ISLAMABAD: Transaction structure of Pakistan Steel Mills’ (PSM) revival plan has been presented before the cabinet committee on privatisation for the final approval, officials said on Wednesday.
The transaction structure was already approved by privatisation commission board, the officials told Minister for Privatisation Mohammedmian Soomro during a meeting. Secretary privatisation and other senior officials of the ministry and privatisation commission attended the meeting.
“The government is earnestly working for the revival of PSMC, through the induction of capital and technology, thus bringing the entity to operate at its full production capacity,” Soomro said.
The minister urged the officials to make all out efforts to resolve the related issues so the targets could be achieved in stipulated time and also in an efficient and effective manner.
“Privatisation is a major part of current government’s economic reforms agenda, and urged all concerned to expedite the resolution of issues which might hinder the timely completion of these transactions,” he said.

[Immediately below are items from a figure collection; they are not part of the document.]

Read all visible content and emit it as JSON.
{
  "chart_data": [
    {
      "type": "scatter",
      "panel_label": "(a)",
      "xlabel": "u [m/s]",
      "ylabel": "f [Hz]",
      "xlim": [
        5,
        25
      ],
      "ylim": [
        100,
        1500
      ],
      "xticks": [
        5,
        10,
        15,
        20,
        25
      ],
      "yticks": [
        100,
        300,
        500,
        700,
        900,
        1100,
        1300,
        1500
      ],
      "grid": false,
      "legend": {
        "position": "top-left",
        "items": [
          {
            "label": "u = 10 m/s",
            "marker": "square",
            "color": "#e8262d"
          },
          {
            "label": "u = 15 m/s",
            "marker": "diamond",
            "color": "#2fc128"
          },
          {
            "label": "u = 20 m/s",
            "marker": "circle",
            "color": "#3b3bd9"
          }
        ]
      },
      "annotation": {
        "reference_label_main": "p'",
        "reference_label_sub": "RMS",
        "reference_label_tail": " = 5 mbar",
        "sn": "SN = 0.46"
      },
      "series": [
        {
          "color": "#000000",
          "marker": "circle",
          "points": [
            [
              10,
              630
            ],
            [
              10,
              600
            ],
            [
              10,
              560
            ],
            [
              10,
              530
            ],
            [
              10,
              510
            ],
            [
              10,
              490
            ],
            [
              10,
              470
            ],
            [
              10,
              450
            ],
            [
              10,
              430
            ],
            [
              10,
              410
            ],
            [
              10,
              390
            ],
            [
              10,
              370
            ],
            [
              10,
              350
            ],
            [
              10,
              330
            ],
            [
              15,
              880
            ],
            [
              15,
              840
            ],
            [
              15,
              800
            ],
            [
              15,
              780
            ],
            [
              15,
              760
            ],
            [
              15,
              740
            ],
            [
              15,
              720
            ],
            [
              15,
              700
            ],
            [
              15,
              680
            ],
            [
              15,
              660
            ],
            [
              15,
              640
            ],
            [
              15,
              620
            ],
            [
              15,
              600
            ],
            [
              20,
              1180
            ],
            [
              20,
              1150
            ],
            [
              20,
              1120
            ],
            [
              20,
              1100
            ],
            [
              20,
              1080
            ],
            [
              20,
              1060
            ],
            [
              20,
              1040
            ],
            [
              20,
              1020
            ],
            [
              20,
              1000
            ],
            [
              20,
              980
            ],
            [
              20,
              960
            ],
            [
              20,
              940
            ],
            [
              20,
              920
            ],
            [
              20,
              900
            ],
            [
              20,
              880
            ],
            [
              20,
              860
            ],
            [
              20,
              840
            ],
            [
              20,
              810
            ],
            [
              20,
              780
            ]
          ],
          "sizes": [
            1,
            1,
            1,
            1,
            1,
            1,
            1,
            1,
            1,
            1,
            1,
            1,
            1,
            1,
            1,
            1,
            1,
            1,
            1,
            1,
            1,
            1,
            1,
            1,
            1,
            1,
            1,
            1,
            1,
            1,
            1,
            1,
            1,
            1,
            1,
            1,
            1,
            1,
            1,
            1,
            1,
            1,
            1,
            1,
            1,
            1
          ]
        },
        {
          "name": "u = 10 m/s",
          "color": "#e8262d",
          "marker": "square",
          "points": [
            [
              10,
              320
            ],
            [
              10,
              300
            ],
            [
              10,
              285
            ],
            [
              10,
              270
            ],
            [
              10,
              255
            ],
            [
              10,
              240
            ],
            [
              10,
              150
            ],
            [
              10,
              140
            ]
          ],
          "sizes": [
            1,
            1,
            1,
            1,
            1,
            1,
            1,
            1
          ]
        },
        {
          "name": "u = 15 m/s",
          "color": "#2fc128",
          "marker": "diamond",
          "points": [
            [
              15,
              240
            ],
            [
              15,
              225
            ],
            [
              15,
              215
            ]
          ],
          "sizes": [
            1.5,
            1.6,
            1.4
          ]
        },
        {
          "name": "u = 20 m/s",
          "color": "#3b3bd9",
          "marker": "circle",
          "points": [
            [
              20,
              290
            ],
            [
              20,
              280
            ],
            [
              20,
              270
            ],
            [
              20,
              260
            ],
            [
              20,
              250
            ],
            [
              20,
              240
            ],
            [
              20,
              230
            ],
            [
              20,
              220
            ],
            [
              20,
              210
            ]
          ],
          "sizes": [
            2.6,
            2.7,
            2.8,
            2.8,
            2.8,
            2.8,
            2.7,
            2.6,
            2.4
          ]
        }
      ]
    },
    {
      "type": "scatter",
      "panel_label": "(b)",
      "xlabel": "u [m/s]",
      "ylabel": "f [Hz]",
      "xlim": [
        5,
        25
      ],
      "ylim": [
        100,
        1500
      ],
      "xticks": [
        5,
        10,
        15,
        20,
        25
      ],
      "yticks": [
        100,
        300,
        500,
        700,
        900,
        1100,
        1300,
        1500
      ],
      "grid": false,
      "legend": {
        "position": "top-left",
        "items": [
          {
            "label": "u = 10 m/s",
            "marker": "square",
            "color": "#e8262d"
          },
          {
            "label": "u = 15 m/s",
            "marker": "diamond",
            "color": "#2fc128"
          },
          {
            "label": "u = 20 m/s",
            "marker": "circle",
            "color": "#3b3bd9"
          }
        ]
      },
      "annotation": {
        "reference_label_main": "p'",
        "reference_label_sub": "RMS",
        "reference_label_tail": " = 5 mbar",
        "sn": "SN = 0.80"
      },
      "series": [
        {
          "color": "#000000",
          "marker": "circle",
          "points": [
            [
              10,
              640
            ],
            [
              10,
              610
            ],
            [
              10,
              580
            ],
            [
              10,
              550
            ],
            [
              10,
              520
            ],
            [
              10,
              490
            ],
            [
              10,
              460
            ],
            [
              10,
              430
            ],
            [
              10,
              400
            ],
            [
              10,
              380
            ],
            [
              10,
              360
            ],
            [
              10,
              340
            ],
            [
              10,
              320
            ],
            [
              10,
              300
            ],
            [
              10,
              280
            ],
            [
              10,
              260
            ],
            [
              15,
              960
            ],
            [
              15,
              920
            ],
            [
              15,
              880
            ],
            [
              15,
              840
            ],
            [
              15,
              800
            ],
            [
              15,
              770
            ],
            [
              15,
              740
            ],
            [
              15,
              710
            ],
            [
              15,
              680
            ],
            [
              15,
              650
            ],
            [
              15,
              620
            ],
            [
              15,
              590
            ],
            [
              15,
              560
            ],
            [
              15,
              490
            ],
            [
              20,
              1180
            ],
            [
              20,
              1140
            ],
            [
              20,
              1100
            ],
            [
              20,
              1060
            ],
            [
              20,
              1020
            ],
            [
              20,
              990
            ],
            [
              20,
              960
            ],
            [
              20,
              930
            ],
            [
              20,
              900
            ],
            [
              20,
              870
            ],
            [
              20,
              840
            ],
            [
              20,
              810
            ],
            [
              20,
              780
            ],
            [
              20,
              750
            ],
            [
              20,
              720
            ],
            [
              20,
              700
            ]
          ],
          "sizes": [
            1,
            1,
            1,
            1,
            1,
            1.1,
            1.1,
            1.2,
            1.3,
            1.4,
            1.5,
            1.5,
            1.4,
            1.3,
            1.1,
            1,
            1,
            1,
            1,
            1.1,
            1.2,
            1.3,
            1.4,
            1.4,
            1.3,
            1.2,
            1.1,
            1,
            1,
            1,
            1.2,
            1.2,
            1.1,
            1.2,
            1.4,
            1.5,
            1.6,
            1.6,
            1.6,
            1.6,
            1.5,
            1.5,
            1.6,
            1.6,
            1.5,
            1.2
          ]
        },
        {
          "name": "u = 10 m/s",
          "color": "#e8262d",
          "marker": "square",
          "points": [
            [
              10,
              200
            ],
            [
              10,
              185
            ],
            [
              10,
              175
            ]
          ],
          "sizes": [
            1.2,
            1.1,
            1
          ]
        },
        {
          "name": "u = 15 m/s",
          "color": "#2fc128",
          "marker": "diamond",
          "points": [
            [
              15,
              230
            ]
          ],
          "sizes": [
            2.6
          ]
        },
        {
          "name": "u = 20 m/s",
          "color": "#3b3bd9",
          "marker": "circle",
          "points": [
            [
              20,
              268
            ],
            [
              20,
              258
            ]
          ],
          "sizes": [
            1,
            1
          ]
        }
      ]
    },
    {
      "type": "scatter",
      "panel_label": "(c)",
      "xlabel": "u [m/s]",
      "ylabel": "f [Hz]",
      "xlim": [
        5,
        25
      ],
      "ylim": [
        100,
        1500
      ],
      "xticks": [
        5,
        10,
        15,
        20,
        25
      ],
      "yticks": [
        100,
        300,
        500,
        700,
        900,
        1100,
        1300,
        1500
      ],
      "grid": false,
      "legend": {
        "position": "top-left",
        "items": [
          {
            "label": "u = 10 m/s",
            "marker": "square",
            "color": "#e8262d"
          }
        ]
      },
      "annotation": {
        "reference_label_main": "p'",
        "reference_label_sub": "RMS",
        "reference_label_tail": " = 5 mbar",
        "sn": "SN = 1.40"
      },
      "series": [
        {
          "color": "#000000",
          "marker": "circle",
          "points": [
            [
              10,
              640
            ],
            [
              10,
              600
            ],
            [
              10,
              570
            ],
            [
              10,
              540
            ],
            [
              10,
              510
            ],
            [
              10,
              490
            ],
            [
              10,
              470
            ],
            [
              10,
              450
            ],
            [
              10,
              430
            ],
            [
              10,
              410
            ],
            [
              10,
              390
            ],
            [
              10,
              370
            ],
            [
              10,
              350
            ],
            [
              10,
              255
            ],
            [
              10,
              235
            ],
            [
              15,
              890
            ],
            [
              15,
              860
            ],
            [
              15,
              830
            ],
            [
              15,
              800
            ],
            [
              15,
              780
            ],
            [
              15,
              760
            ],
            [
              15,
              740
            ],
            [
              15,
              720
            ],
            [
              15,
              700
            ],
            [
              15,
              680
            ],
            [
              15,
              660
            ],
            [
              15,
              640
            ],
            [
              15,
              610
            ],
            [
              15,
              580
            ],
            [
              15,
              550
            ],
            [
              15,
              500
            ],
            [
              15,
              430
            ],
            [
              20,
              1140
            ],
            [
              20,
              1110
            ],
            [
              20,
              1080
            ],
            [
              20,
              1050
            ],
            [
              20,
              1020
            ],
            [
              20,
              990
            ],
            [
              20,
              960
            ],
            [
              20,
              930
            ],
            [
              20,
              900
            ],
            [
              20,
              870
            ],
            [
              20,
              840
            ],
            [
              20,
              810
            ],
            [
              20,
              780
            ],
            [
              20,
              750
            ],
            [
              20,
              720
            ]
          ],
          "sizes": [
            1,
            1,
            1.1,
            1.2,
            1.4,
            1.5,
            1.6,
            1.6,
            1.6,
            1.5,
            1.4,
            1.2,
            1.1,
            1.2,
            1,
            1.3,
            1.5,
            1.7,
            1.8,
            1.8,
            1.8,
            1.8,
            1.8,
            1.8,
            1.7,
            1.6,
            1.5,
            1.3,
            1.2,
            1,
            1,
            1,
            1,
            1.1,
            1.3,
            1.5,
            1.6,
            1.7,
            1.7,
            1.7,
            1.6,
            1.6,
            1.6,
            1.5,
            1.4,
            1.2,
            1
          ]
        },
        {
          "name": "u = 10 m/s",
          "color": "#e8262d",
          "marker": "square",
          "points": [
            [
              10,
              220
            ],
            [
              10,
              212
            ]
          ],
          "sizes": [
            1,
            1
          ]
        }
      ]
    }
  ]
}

“The focus through privatisation is multi-pronged. It is not only profit-incentive but also to bring more efficiency in various public sector entities, and create employment, debt reduction and poverty alleviation.”
PSM revival is critical to reduce dependence on steel imports, increase steel production and save precious public funds. PSM was heavily overstaffed with over 9,300 employees and the government planned to conduct layoffs after paying Rs20 billion. In November, PSM sacked 4,544 employees.
PSM remained in profit from 2000-01 to 2007-08 and had a profit of over Rs2.3 billion in 2007-08 on record sales of Rs42 billion and payables of only Rs7 billion.
However, PSM’s mishandling has resulted in debts of over Rs230 billion whereas losses piled up to over Rs160 billion.
Successive governments have spent more than Rs90 billion in different bailout packages for PSM. PSM monthly bill in salaries and retirement dues is over Rs750 million. In addition, thousands of acres of precious lands are lying unutilised as PSM has not undergone any expansion.
The minister was briefed about the progress regarding various other public sector enterprises (PSEs) to be privatised in the current fiscal year, and which have also been made part of the performance agreement of the division.
The PSEs that were discussed in the meeting are included in the active privatisation list, and most of them are at advanced stages of privatisation.
These entities include Services International Hotel, SME Bank, House
Building Finance Corporation, Convention Center and NPPMCL. Final bids (and response) are linked to market conditions.